Step 4: Manual Review
Once the suite is in a good spot and the Auditor's engagement starts, they'll do manual review.
Every engagement is different with a different balance of:
- Fuzz Testing
- Differential Reviewing
- Economic Research
Based on the codebase as well as the areas that are deemed more important.
The fuzzing suite will be an extremely useful tool for the Auditor.
Because anytime they have a hunch they can't quickly verify, they can write a quick property and have the fuzzer give them a pre-condition to what could be a bug.
Step 5: Writing new Properties
Auditors tend to think very differently from Protocol Engineers.
From my perspective (Alex), the experience of so many exploits leads to:
- A more critical, more if-this-then-that, precondition-based thinking
- A more aggressively focused mindset
The properties I tend to write are less about rigorous correctness of a spec, which is definitely useful for protocol developers, but more about breaking the core functionalities, or giving me pre-conditions to ways to break said functionalities.
Suffice to say, many protocols find an Auditor's specified properties to be very valuable.
And they are a lot more valuable when there's a suite with corpus ready to quickly test them.
Step 6: Investigating Broken Properties and Escalating Severity
For each broken property, the auditor will then want to investigate the root cause.
Based on that, they will attempt to escalate the impact to its highest one.
The fuzzer can be extremely useful here, thanks to Optimization mode.
Step 7: Invariants Report
For each broken property, a Trophy is generated, a Foundry repro you can use to ensure once you fix the bug it won't come back.
Step 8: Audit Report
When performing an Audit, a GH Repo is opened. This allows comments on each line of the contracts as well as filing issues.
These issues will be used to generate an Audit Report.
Notes on remote work
Common sense notes about working remotely.
Make your work visible
If you don't post on social media, you're dead.
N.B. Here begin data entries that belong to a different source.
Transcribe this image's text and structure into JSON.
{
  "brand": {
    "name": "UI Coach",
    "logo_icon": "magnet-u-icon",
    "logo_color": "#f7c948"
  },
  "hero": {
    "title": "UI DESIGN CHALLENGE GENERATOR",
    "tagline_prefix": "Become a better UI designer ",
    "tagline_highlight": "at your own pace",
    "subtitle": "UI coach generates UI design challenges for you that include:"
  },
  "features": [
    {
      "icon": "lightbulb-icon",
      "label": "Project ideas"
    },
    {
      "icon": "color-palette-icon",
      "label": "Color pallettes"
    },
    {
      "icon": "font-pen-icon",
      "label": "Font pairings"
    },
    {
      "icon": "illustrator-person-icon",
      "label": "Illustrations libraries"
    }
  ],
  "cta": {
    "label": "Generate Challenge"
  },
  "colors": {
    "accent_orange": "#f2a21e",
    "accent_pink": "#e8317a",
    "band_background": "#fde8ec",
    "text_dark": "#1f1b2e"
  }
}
It's not the truth, but we feel it that way.
Same for remote work, if we don't see it, it didn't happen.
Make it a habit to:
- Post your progress daily in a non-disruptive way
- Upload your notes for others to benefit
Don't force others to ask stupid questions
Always clean up useless branches.
Simplify PRs to ensure everyone's attention goes towards what matters.
Send a latest run if possible.
What's the point of asking you:
- What's the latest run?
- Where's the code?
- What's the last branch?
If you already know you'll be asked this, just make it visible.
Push the work, don't just check boxes
With AI, there's close to zero value in someone that fills in some check boxes.
Your work is as valuable as it's hard to turn into an algorithm.
Your willingness to think about the needs of the customer or the enterprise is what makes your work valuable, not the effort itself.
Think about this: Once a piece of software is done and fully specced, you could write a simple tool to build it instantly. The value you created was in figuring that out, not in simply following an algorithm.